Strano posto!
Mi sento così piccolo.
Credo che questa sedia in prima fila sia un privilegio transitorio, come il cantuccio all'Oriente per l'apprendista, la sera dell'ingresso.
Dove sono finito? Mi pare tutto così familiare.
Chissà, forse l'Architetto ci somiglia, e apparecchia come noi.
Comunque, eccomi qua: tappa intermedia, nuvoletta personale, bibita, cannocchiale per osservarvi meglio, aria buona, respiro a pieni polmoni.
Anche un dolcetto mi portano: vorrei dire "erano meglio i miei" ma mi è passata la voglia di far baruffa; "grazie" rispondo, e abbasso gli occhi riconoscente, verso il basso, per vedere cosa combinate.
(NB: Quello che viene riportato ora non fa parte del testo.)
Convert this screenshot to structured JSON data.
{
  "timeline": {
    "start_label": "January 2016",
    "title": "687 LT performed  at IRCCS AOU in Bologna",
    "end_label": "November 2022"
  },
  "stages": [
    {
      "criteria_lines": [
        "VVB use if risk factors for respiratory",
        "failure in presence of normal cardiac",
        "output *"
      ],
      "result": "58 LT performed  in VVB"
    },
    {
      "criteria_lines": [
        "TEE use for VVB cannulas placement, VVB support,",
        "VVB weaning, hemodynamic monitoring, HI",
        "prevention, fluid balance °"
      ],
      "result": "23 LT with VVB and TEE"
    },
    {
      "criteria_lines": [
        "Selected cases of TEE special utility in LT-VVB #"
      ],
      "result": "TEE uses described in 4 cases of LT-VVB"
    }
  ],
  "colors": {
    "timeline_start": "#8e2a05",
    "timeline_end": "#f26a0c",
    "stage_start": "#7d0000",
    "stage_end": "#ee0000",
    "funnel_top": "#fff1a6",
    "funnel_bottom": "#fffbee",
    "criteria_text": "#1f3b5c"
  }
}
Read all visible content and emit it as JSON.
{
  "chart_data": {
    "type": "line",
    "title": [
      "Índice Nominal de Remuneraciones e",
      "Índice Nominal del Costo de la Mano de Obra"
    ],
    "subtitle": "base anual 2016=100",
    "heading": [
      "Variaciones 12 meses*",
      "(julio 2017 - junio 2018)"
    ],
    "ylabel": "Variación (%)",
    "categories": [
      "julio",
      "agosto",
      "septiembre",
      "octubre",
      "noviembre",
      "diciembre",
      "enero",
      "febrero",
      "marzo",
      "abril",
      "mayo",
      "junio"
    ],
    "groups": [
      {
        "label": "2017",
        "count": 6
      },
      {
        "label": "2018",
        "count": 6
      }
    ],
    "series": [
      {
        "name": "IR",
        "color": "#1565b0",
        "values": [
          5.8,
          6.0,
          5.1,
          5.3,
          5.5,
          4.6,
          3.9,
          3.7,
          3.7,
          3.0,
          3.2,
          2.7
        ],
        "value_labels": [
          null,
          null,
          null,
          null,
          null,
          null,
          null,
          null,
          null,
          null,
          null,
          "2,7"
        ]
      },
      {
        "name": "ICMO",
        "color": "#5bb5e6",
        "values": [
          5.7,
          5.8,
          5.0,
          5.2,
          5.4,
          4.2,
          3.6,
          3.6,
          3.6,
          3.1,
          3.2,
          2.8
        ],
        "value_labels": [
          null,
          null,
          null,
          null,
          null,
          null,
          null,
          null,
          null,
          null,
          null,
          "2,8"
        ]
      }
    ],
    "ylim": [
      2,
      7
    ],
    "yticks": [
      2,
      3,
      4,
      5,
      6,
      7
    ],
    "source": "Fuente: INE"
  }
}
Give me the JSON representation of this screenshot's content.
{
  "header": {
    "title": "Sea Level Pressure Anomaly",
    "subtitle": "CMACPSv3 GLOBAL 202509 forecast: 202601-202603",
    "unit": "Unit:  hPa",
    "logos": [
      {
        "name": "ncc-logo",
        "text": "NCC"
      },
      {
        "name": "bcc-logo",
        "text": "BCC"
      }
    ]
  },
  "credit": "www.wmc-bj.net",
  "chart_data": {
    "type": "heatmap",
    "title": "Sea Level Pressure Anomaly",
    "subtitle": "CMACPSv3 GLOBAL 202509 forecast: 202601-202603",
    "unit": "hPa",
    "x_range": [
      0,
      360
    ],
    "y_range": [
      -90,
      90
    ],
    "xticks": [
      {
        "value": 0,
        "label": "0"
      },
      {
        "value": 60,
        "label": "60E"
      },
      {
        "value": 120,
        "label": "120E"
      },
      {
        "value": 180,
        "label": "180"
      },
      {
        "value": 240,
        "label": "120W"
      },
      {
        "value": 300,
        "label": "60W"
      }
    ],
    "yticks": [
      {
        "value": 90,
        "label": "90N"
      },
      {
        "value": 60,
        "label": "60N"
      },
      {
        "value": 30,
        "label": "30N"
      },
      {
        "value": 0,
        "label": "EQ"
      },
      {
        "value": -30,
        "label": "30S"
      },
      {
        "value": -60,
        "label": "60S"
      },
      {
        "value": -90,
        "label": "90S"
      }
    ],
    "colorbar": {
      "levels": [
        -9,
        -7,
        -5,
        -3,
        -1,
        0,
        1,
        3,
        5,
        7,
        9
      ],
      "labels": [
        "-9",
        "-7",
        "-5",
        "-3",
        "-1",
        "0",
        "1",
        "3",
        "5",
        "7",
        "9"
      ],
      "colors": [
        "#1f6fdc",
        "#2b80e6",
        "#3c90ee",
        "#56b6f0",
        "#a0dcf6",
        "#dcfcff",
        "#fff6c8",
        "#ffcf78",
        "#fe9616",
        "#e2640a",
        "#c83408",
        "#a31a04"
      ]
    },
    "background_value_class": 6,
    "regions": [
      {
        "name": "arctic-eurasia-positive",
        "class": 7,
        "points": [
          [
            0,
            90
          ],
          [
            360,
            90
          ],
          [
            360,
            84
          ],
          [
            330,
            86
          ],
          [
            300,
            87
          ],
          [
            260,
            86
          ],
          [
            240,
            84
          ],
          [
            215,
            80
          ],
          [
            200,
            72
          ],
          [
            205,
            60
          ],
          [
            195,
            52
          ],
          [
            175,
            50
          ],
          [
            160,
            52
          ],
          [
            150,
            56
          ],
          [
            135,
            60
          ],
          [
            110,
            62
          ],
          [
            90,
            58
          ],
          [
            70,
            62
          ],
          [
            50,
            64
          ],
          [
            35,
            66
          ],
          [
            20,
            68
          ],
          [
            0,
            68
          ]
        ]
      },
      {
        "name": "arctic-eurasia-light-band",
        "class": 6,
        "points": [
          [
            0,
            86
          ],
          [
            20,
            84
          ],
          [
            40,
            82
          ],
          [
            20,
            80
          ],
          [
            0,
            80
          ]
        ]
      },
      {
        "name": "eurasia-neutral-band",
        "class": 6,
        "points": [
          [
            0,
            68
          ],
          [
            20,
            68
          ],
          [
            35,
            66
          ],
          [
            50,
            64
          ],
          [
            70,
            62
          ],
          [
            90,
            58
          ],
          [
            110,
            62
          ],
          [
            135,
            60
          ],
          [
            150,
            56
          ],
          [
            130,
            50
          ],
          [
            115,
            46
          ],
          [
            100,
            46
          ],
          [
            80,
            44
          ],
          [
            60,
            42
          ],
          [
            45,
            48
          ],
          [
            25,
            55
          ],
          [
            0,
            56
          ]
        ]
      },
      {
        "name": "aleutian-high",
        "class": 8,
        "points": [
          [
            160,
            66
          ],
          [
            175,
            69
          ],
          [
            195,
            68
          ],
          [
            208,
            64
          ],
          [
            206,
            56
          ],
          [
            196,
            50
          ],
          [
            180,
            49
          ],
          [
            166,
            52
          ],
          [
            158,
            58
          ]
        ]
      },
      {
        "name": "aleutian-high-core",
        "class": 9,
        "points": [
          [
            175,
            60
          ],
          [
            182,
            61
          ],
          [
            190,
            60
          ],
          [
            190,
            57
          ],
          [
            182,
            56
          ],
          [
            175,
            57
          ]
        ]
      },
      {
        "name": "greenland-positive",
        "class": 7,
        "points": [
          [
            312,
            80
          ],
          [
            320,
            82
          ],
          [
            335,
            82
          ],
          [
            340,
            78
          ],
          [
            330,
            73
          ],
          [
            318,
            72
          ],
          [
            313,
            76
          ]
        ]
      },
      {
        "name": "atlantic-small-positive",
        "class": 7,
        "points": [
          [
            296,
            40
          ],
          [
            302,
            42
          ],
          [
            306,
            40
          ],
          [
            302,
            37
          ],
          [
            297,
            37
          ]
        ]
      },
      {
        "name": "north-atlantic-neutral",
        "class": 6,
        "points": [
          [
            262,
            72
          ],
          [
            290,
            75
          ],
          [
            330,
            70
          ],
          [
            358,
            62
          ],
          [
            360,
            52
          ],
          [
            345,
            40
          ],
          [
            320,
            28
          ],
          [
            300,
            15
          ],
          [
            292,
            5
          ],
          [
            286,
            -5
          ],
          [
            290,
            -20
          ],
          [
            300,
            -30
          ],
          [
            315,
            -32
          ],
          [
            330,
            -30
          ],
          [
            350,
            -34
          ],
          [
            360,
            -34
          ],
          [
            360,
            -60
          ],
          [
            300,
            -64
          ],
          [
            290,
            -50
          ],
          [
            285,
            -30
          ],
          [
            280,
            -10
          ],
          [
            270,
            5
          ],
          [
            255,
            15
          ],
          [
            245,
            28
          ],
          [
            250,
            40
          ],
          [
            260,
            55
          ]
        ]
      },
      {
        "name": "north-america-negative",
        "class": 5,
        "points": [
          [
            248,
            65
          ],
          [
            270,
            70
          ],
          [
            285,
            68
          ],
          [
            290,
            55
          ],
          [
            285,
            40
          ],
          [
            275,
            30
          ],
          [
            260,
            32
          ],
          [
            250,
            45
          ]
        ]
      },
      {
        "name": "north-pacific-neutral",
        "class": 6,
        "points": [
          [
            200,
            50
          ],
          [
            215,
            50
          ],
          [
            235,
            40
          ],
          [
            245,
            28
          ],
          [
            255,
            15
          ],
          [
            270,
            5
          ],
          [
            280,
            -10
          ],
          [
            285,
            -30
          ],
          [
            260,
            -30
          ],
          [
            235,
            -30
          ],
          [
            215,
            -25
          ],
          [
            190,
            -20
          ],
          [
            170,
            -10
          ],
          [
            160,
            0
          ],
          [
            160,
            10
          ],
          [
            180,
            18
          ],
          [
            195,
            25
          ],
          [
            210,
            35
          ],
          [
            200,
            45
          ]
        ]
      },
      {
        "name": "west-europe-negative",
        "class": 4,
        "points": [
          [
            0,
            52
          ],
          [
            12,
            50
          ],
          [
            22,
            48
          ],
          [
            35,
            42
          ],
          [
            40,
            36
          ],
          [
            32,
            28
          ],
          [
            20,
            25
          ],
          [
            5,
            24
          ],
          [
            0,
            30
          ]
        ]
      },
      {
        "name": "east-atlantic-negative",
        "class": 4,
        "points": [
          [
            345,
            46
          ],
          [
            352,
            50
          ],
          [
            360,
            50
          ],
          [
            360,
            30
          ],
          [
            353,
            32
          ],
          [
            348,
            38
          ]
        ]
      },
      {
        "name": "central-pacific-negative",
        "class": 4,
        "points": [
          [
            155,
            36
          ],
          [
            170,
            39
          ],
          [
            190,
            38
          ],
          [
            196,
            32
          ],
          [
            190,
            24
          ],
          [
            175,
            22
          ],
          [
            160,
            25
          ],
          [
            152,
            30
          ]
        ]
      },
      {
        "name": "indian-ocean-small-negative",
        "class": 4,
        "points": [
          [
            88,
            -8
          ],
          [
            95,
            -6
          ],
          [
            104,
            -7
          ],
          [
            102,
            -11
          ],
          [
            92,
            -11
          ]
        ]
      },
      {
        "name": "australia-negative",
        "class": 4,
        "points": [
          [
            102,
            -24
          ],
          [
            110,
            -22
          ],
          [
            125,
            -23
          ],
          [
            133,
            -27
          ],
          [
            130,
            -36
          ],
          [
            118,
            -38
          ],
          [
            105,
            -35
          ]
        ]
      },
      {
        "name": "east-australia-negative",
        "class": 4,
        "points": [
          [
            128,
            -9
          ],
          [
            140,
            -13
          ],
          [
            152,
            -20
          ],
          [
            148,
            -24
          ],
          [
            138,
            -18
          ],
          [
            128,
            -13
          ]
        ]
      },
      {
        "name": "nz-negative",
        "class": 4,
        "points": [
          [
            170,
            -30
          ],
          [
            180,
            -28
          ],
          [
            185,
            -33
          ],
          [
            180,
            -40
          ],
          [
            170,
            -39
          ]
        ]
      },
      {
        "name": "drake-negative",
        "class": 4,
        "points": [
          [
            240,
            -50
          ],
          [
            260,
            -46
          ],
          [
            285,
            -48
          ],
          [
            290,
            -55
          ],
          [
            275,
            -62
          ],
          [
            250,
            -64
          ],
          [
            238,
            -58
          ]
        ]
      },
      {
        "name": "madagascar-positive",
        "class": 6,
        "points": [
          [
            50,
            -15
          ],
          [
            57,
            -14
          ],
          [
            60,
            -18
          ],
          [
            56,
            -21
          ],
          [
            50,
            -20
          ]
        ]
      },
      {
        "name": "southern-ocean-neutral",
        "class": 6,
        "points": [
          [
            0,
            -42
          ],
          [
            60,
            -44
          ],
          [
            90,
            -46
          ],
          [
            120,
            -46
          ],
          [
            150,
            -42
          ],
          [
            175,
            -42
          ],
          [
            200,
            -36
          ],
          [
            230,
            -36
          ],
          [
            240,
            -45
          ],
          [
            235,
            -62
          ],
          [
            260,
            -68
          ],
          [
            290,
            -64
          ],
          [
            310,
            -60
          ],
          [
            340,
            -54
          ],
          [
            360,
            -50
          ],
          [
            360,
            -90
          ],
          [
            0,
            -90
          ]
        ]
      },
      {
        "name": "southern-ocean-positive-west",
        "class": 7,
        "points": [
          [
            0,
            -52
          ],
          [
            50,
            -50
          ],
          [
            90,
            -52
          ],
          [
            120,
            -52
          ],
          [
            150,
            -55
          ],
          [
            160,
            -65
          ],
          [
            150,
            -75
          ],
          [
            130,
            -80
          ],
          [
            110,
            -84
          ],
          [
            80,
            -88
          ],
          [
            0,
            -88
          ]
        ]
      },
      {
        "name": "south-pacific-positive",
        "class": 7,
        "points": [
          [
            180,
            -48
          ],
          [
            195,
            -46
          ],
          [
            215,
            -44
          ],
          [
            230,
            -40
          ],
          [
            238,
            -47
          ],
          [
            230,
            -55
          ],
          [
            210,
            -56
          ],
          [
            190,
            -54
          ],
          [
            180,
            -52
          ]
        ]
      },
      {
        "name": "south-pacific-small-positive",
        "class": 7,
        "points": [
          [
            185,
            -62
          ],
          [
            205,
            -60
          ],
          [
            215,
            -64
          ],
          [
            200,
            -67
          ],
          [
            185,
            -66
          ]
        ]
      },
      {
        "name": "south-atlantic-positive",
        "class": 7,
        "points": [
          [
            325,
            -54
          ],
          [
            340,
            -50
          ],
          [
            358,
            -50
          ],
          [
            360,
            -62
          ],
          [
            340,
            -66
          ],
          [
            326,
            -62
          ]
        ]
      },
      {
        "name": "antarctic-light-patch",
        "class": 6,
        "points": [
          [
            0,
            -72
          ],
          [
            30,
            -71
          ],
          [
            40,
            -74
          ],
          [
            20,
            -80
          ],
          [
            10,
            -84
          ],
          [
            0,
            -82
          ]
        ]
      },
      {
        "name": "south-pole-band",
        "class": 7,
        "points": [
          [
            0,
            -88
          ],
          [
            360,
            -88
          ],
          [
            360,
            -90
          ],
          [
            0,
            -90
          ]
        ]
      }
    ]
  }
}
E allora vi vedo, sparpagliati ma avvinti, come se la distanza fisica non contasse e anzi il mio vuoto rinsaldasse il legame tra di voi. Telefoni che vibrano, gente che va a trovarsi, fiumi di parole, fazzoletti, troppe birre. Vi parlate vi cercate vi abbracciate. Cavolo, e io che credevo che non mi sopportaste!
Mi vien da chiamarti, a te laggiù con la lacrima nascosta, a tavola, mentre fingi di star bene: di intimarti a gran voce "dacci un taglio" ma mi bloccano: "no, vietato parlare”. “Sissignore, sto zitto!"
Posso solo vedervi.
Eccoti, anche tu, li impalato davanti al mare. Ci sei arrivato camminando, in silenzio, nel tentativo di consumare in fretta i minuti di questo doloroso sabato di luglio. Hai gli occhiali scuri, e ti pare ancora di udire l'eco delle mie spiegazioni nella chiesetta templare. Centosessanta ore fa. Sul palato il sapore dell'ultima selvaggina. Perché? Credi che io l'abbia già dimenticata? E tutto il resto?
Su, forza, in piedi! È un peccato che la musica sia finita, ma adesso basta, ripigliatevi, che c'è un sacco di roba da fare. Tocca a voi.
È ora!
Mi fanno cenno, devo salutarvi.
Qualcuno mi prende per il braccio.
"Vieni Michele, fidati di me!"
Si bussa da uomo, alla porta del prossimo Tempio.